Gudrun Bader steht auf dem Dorfplatz und lässt ihren Blick über die Häuser rundherum schweifen: "Früher kannte ich jeden hier, auch aus den Nachbargemeinden. Heute nicht mehr." Es ist bitter, und das weiß Gudrun Bader: Die Neuen brauchen die Alten nicht, nicht zum Leben, nicht zum Reden. Sie kommen einfach her und machen ihr Ding. Nur hin und wieder fragt mal jemand, ob jemand eine Mauer hochziehen kann - illegal.

Die Städter verändern bisher nur äußerlich die Provinz, wegen des importierten deutsch-toskanischen Stils in Architektur und Lebensweise. Das soziale Gefüge wird nicht neu gemischt. "Nirgendwo schotten sich die Milieus so voneinander ab wie auf dem Dorf", sagt Soziologe Willisch. Und: "Die Bevölkerung auf dem ostdeutschen Land wird sich in Zukunft immer stärker ausdifferenzieren." In Jung und Alt, gut und schlecht Ausgebildete, Reiche und Arme. Daraus ergibt sich ein weiteres Problem: Hier siedelt sich keine Industrie mehr an, und die Firmen, die noch da sind, beklagen Facharbeitermangel - trotz Massenarbeitslosigkeit.

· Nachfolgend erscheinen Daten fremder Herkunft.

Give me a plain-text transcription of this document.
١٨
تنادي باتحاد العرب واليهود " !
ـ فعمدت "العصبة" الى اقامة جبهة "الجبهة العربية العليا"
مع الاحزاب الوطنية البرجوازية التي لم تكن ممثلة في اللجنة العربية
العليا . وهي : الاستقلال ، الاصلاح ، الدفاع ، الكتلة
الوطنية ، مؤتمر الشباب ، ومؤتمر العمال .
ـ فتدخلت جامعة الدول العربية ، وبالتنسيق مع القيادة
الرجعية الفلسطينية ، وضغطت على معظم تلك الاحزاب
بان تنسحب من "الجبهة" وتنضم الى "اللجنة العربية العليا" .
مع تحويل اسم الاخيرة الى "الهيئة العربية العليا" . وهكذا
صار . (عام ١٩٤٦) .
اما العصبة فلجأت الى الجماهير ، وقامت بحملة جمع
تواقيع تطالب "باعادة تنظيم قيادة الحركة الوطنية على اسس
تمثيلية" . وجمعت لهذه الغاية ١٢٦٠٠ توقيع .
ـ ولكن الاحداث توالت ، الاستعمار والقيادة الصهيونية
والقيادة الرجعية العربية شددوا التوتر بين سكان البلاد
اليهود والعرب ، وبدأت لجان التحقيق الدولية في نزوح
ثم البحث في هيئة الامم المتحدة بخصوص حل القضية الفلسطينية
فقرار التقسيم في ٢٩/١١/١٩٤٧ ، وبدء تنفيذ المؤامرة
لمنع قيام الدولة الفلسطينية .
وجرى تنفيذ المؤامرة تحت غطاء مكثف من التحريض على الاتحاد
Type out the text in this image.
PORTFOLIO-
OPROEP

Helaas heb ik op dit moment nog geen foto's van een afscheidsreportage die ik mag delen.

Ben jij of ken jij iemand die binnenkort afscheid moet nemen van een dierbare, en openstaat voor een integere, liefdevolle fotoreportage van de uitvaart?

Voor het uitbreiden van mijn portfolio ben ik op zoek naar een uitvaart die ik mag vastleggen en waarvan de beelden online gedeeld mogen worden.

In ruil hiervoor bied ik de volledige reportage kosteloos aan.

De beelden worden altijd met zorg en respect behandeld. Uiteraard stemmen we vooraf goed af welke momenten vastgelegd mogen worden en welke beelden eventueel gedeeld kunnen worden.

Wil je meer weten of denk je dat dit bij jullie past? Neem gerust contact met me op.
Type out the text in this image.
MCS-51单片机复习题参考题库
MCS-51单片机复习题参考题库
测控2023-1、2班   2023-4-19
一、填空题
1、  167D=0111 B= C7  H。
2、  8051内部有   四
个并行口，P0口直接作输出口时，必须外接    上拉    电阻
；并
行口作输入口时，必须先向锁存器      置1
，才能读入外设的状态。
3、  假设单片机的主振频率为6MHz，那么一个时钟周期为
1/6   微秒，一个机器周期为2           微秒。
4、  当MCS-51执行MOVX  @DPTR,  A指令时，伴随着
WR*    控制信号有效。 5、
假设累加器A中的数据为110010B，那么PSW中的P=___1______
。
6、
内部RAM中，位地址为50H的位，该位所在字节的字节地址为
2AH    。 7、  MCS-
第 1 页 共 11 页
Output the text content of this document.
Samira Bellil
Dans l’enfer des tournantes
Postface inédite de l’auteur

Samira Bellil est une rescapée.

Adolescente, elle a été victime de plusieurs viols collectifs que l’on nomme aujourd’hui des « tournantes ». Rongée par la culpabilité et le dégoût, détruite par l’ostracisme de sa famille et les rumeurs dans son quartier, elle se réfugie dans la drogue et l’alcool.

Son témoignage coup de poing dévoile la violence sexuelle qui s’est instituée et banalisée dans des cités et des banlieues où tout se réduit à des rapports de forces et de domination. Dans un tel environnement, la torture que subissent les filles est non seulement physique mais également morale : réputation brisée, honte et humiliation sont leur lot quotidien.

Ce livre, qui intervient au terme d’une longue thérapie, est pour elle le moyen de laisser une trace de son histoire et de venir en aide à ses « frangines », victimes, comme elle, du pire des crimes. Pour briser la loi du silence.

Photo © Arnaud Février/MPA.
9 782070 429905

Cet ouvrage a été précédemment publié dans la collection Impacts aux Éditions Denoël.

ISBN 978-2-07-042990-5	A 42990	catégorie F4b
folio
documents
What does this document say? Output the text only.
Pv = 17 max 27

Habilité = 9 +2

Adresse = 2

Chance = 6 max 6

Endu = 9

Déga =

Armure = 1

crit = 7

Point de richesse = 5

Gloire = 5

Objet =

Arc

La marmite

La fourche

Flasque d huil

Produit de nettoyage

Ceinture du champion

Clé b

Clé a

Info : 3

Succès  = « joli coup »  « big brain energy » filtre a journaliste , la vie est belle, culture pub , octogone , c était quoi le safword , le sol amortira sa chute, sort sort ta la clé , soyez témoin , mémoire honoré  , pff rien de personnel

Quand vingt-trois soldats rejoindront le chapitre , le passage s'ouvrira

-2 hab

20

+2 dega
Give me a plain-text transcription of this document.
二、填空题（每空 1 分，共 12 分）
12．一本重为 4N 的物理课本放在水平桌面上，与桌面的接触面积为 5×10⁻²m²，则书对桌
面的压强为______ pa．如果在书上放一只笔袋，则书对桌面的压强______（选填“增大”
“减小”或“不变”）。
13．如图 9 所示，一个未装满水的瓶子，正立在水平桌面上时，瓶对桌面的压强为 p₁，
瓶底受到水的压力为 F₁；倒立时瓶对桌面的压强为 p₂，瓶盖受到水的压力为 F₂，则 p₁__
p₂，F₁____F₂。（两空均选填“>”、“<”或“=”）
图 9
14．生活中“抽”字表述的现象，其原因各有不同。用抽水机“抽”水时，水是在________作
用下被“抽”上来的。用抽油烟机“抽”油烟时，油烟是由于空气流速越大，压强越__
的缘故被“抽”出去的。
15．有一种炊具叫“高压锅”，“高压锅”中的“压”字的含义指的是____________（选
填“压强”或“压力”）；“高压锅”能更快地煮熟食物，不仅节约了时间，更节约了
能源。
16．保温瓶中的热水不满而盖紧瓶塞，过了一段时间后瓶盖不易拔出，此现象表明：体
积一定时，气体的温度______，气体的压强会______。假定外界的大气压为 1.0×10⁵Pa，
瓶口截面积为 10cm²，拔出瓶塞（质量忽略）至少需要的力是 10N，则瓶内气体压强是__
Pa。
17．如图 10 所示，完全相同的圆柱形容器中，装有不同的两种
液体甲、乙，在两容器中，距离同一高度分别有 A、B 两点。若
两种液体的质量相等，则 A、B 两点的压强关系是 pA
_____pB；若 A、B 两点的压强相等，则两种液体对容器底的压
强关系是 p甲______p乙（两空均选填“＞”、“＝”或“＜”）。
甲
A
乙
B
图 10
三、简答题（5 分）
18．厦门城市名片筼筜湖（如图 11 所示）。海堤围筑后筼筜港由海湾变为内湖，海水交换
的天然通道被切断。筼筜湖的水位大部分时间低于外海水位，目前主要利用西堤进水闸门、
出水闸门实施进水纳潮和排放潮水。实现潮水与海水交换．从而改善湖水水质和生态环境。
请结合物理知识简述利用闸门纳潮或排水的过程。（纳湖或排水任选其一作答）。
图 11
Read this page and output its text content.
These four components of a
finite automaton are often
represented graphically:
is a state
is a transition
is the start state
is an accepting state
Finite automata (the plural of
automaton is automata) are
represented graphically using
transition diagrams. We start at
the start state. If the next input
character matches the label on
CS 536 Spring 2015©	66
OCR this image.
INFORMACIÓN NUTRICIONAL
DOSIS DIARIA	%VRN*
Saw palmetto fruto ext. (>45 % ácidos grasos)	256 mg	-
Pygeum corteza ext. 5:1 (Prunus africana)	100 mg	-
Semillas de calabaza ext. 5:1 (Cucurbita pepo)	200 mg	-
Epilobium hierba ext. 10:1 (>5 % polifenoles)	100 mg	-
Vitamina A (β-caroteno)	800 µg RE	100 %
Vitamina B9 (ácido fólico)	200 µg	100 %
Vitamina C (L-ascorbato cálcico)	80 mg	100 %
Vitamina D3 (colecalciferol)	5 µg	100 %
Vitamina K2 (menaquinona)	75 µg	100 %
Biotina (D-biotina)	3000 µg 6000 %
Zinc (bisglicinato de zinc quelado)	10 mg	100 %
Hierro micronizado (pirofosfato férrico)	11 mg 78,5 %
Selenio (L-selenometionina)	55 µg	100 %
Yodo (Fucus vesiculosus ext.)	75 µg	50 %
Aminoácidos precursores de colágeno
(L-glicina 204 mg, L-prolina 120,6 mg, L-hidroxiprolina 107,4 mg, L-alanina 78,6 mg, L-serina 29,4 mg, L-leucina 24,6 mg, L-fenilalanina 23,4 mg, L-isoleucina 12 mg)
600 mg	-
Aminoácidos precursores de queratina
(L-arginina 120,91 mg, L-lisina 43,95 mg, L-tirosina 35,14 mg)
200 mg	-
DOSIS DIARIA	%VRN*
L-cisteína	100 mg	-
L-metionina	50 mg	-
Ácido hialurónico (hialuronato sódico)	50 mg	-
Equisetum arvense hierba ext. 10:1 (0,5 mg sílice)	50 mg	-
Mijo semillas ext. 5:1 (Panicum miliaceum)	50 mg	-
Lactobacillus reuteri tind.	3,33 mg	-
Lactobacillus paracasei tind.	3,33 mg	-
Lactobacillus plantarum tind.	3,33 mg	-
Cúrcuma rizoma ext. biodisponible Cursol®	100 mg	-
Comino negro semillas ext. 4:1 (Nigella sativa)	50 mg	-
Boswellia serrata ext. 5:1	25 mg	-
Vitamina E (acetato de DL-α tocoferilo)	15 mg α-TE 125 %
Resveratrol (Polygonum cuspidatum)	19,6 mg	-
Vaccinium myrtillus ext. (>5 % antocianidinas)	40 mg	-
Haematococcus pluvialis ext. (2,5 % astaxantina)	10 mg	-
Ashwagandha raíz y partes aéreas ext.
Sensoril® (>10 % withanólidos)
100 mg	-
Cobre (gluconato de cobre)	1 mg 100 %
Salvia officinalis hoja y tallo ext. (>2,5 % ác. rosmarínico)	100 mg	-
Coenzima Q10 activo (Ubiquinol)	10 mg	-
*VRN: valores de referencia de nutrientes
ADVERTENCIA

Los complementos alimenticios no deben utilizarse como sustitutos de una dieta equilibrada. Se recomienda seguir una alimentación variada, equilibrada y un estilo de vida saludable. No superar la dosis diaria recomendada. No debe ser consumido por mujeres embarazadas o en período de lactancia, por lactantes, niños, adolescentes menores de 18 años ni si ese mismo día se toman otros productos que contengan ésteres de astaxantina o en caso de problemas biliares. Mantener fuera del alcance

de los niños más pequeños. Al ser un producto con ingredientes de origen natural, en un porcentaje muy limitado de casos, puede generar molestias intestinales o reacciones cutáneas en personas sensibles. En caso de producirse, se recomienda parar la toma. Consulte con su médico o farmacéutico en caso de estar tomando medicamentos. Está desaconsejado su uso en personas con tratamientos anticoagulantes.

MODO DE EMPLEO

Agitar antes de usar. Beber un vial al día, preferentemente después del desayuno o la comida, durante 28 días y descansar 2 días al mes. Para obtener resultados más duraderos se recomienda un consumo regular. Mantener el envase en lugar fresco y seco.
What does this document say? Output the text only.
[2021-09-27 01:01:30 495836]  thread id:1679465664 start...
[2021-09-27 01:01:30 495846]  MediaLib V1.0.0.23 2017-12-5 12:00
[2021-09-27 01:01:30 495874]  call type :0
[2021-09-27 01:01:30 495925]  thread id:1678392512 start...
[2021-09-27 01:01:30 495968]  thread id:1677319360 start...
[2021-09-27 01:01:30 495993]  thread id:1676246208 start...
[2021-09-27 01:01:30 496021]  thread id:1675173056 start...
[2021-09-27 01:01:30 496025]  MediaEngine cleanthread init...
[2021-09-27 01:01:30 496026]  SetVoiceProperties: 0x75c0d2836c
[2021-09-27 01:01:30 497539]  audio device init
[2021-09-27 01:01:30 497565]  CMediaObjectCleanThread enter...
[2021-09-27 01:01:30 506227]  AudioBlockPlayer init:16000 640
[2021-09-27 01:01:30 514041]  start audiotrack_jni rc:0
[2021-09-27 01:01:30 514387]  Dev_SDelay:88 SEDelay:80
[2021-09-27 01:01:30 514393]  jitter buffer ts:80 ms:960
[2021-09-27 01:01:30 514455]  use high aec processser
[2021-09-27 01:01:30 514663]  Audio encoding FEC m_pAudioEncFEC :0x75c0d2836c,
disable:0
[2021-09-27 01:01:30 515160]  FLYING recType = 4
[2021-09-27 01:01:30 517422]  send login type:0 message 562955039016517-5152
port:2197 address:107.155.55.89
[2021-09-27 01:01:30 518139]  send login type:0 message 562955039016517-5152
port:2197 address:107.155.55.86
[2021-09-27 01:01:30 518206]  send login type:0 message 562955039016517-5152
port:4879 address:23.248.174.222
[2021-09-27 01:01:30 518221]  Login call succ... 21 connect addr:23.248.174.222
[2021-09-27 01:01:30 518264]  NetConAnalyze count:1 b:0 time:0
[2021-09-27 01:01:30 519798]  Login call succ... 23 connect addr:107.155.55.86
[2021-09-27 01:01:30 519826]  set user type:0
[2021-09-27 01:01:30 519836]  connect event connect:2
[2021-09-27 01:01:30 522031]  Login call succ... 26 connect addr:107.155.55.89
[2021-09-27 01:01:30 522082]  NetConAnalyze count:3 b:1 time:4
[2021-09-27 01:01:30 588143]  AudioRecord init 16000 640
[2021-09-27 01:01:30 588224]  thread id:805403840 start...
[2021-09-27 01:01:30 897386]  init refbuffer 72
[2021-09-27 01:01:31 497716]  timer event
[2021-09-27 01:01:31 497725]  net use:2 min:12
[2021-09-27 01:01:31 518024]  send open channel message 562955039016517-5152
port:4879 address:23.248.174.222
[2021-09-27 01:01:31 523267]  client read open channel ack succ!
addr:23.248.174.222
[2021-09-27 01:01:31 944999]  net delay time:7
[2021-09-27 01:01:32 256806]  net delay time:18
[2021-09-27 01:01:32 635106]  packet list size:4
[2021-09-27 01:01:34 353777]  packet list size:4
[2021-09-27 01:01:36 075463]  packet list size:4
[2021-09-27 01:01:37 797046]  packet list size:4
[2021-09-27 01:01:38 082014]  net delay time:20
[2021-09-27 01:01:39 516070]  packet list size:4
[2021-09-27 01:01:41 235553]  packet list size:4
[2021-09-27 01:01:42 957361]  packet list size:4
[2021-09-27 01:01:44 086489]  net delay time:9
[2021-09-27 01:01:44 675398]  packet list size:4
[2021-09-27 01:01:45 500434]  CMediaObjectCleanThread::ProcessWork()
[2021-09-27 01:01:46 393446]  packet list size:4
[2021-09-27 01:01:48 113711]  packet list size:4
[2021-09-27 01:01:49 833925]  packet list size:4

Selbst die zahlreich entstandenen Bio-Höfe lassen sich nicht ins soziale Leben einbinden, obwohl sie mit einer Regionalstruktur als Standortvorteil werben. Das Bio-Gut Borken beispielsweise, einer der größten regionalen Öko-Anbieter, braucht gar keine Käufer aus der Gegend, es liefert nach Berlin, Potsdam, Hamburg, Rostock. Ein Kilo Borkener Bio-Rindfleisch kostet rund 20 Euro. Gudrun Bader hebt nur die Hände: "Von uns kann sich das keiner leisten."